Künstler des deutschen Venedig-Pavillons

Fotograf Santu Mofokeng gestorben

Santu Mofokeng während seiner Teilnahme an der Ausstellung des deutschen Pavillon 2013 auf der Venedig-Biennale
Foto: Barbara Zanon/Getty Images

Santu Mofokeng während seiner Teilnahme an der Ausstellung des deutschen Pavillon 2013 auf der Venedig-Biennale. Hinter ihm eine Arbeit von Ai Weiwei

Santu Mofokeng ist mit 64 Jahren gestorben. Der südafrikanische Fotograf war Teil des deutschen Beitrags zur Venedig-Biennale 2013

Mofokeng startete als Autodidakt, fotografierte Menschen auf der Straße, Familienmitglieder und Freunde. Er erlernte das Handwerk bei dem Fotografen David Goldblatt und als Laborassistent einer Tageszeitung. Seine eindrücklichen Fotoreportagen von Landschaften und Orten, die von den Geistern der Ahnen beseelt, von der Apartheid belastet und heute von internationalen Konzernen besetzt werden, wurden später in großen Zeitschriften veröffentlicht.

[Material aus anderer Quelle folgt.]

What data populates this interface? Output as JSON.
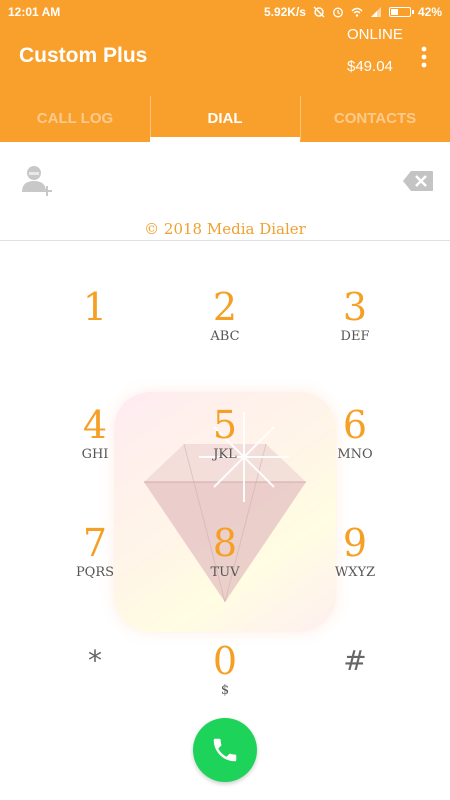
{
  "status_bar": {
    "time": "12:01 AM",
    "network_speed": "5.92K/s",
    "battery": "42%",
    "battery_level": 0.42,
    "icons": [
      "sync-off-icon",
      "alarm-icon",
      "wifi-icon",
      "signal-icon",
      "battery-icon"
    ]
  },
  "app_bar": {
    "title": "Custom Plus",
    "status": "ONLINE",
    "balance": "$49.04",
    "menu_icon": "more-vert-icon"
  },
  "tabs": [
    {
      "label": "CALL LOG",
      "active": false
    },
    {
      "label": "DIAL",
      "active": true
    },
    {
      "label": "CONTACTS",
      "active": false
    }
  ],
  "dialer": {
    "number_value": "",
    "copyright": "© 2018 Media Dialer",
    "add_contact_icon": "add-contact-icon",
    "backspace_icon": "backspace-icon"
  },
  "keypad": [
    {
      "digit": "1",
      "letters": ""
    },
    {
      "digit": "2",
      "letters": "ABC"
    },
    {
      "digit": "3",
      "letters": "DEF"
    },
    {
      "digit": "4",
      "letters": "GHI"
    },
    {
      "digit": "5",
      "letters": "JKL"
    },
    {
      "digit": "6",
      "letters": "MNO"
    },
    {
      "digit": "7",
      "letters": "PQRS"
    },
    {
      "digit": "8",
      "letters": "TUV"
    },
    {
      "digit": "9",
      "letters": "WXYZ"
    },
    {
      "digit": "*",
      "letters": ""
    },
    {
      "digit": "0",
      "letters": "$"
    },
    {
      "digit": "#",
      "letters": ""
    }
  ],
  "call_button": {
    "icon": "phone-icon"
  },
  "colors": {
    "brand": "#f9a02c",
    "digit": "#f5a024",
    "call": "#1ed35a"
  }
}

In Museen und Galerien hat er wiederum gezeigt, wie umsichtig er jede Zuschreibung auf eine kulturelle Rolle entzog. In "Chasing Shadows" führte er in Grüften und Höhlen hinab, wo sich in den Tagen der Apartheid Schwarze zum Gottesdienst trafen: verbotene Orte, die sich inzwischen in sorgfältig gepflegte Gedenkstätten verwandelt haben. Sie erinnern uns daran, dass es noch nicht so lange her ist, dass es ein striktes Versammlungsverbot gab, das Menschen in den Untergrund zwang. Einige Leute nutzten für die gemeinschaftliche Andacht sogar die Eisenbahnfahrt zwischen den Townships und ihrem Arbeitsort, weil sie im Zug nicht verhaftet werden konnten.

Mofokeng stellte in seinen Aufnahmen oft Werbebotschaften in den Mittelpunkt: Die Schilder überragen das alltägliche Leben der Straße, das auf den Bildern verschwommen bleibt. Auf einem riesigen Billboard funkelt ein geschliffener Diamant, "Democracy is forever" steht darunter, und in kleinerer Schrift, "10 Years Of Freedom". Schiebt die schwarze Frau dort einen Einkaufswagen voller Konsumgüter vor sich her oder ist sie eine Obdachlose, die ihre Habseligkeiten spazieren fährt?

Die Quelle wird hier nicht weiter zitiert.